Après un échec, la tentative suivante est menée par une personne qui a aussi absorbé la déception de la première. Un plan révisé peut corriger ce qui a mal fonctionné, mais il ne fait pas disparaître le découragement. La poursuite de l’effort dépend aussi de la possibilité de récupérer assez pour revenir au travail.
La gratitude, les relations de soutien, l’exercice, une alimentation équilibrée, un sommeil suffisant et des pratiques de détente sont présentés comme des moyens de renforcer la résilience. Ces pratiques ne changent pas le résultat obtenu. Elles répondent à ce que le revers peut avoir produit chez la personne qui doit encore décider si elle continue.
Avant de recommencer
Un revers crée deux tâches différentes. L’une concerne le travail en question. L’autre concerne l’état de la personne qui doit y revenir. Si le découragement suffit à interrompre la participation, une meilleure méthode ne recevra jamais une seconde tentative.
La résilience est décrite ici comme la capacité à se remettre d’un revers et à poursuivre un objectif. Cette formulation place la reprise entre l’échec et un nouvel effort. Elle ne demande pas de prétendre que l’échec était agréable ou immédiatement utile. La question est de savoir si le découragement devient la fin de la participation.
Une personne peut donc avoir besoin de quelque chose qui ne ressemble pas à une stratégie. Écrire ce pour quoi elle éprouve de la gratitude porte l’attention vers des aspects de la vie qui gardent de la valeur pendant qu’une difficulté est assimilée. Le projet raté reste raté. L’exercice modifie ce qui occupe aussi l’attention pendant la période qui suit.
Ne pas porter la difficulté seul
La même partie traite les relations de soutien comme un élément de la reprise. Elle recommande de s’entourer de personnes encourageantes et mentionne les groupes de soutien, les communautés réunies autour d’objectifs communs, les réseaux professionnels et le mentorat.
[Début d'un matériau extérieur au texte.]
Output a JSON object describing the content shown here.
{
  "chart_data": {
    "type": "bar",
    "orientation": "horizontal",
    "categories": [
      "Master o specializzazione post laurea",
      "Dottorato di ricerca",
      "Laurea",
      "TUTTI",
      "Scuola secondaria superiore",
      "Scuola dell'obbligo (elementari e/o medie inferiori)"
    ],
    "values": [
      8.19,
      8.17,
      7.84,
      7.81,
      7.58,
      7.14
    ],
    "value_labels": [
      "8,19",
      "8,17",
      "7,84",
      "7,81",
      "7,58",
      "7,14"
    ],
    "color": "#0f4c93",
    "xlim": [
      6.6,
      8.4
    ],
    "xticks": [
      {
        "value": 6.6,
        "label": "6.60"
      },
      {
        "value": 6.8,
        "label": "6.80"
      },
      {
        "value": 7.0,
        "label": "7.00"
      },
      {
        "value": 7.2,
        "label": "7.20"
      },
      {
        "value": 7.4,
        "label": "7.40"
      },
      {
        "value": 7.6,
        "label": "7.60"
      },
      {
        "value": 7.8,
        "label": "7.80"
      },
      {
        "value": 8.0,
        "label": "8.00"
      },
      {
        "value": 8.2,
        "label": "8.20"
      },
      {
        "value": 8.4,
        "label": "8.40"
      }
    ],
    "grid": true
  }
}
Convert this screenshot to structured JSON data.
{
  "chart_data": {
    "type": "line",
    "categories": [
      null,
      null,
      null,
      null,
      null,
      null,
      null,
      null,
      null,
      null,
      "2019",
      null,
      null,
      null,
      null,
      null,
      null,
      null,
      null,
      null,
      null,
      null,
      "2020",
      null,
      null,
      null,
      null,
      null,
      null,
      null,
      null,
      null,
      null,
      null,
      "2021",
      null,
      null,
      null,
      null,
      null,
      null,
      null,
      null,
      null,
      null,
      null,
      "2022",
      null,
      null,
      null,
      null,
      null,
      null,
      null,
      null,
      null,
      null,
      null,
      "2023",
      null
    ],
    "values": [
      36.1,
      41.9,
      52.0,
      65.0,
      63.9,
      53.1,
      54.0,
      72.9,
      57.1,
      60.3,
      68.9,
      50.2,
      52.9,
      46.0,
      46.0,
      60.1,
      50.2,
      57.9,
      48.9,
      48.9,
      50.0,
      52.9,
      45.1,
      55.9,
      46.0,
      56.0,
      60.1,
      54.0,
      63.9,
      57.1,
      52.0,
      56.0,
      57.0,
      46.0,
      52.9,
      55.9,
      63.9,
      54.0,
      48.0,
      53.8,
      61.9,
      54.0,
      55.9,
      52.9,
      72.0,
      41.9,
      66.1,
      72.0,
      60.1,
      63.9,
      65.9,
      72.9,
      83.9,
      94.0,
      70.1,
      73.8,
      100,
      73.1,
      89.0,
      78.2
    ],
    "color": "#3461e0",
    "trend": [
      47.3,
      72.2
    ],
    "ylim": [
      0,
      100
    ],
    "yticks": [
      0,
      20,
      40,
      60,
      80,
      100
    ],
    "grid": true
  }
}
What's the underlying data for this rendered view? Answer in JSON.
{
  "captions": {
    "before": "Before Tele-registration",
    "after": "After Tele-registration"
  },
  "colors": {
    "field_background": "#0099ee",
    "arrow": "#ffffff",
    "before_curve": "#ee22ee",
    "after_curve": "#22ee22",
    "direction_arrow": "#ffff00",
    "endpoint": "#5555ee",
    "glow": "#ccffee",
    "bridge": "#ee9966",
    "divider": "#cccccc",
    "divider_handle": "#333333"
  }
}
Un revers réduit parfois ce qu’une personne parvient à mobiliser seule à ce moment précis. L’encouragement reçu ne prouve pas que le plan initial était correct. Il peut néanmoins aider la personne à rester engagée assez longtemps pour envisager une nouvelle tentative. Un mentor ou un pair peut aussi offrir une présence pendant une période où la déception serait autrement portée en privé.
Le soutien compte particulièrement lorsque continuer demande plusieurs retours au travail plutôt qu’une seule décision. Il faut revenir, accepter le souvenir du mauvais résultat et investir de nouveau des efforts sans garantie de réussite. Des objectifs partagés et des relations professionnelles donnent à ce retour un environnement social au lieu de laisser toute la persévérance reposer sur une résolution privée.
Préserver la personne qui agit
Le sommeil, l’exercice, une alimentation équilibrée et les pratiques de détente répondent à une autre partie du problème. Ils ne réparent pas un projet raté. Ils concernent l’état physique et mental de la personne qui doit y répondre.
Des habitudes de vie saines sont associées à une résilience plus forte, tandis que le yoga et la méditation sont cités comme exemples de détente. Le soin apporté au sommeil, à la condition physique et au stress peut ainsi participer à la possibilité de fournir un nouvel effort.
Cela resserre une interprétation courante de la persévérance. Répéter l’effort n’est pas le seul signe observable qu’une personne reste attachée à un objectif. Une pause consacrée à retrouver du sommeil, à chercher du soutien ou à réduire le stress peut préserver la possibilité de travailler de nouveau lorsqu’elle est suivie d’un retour à la tâche.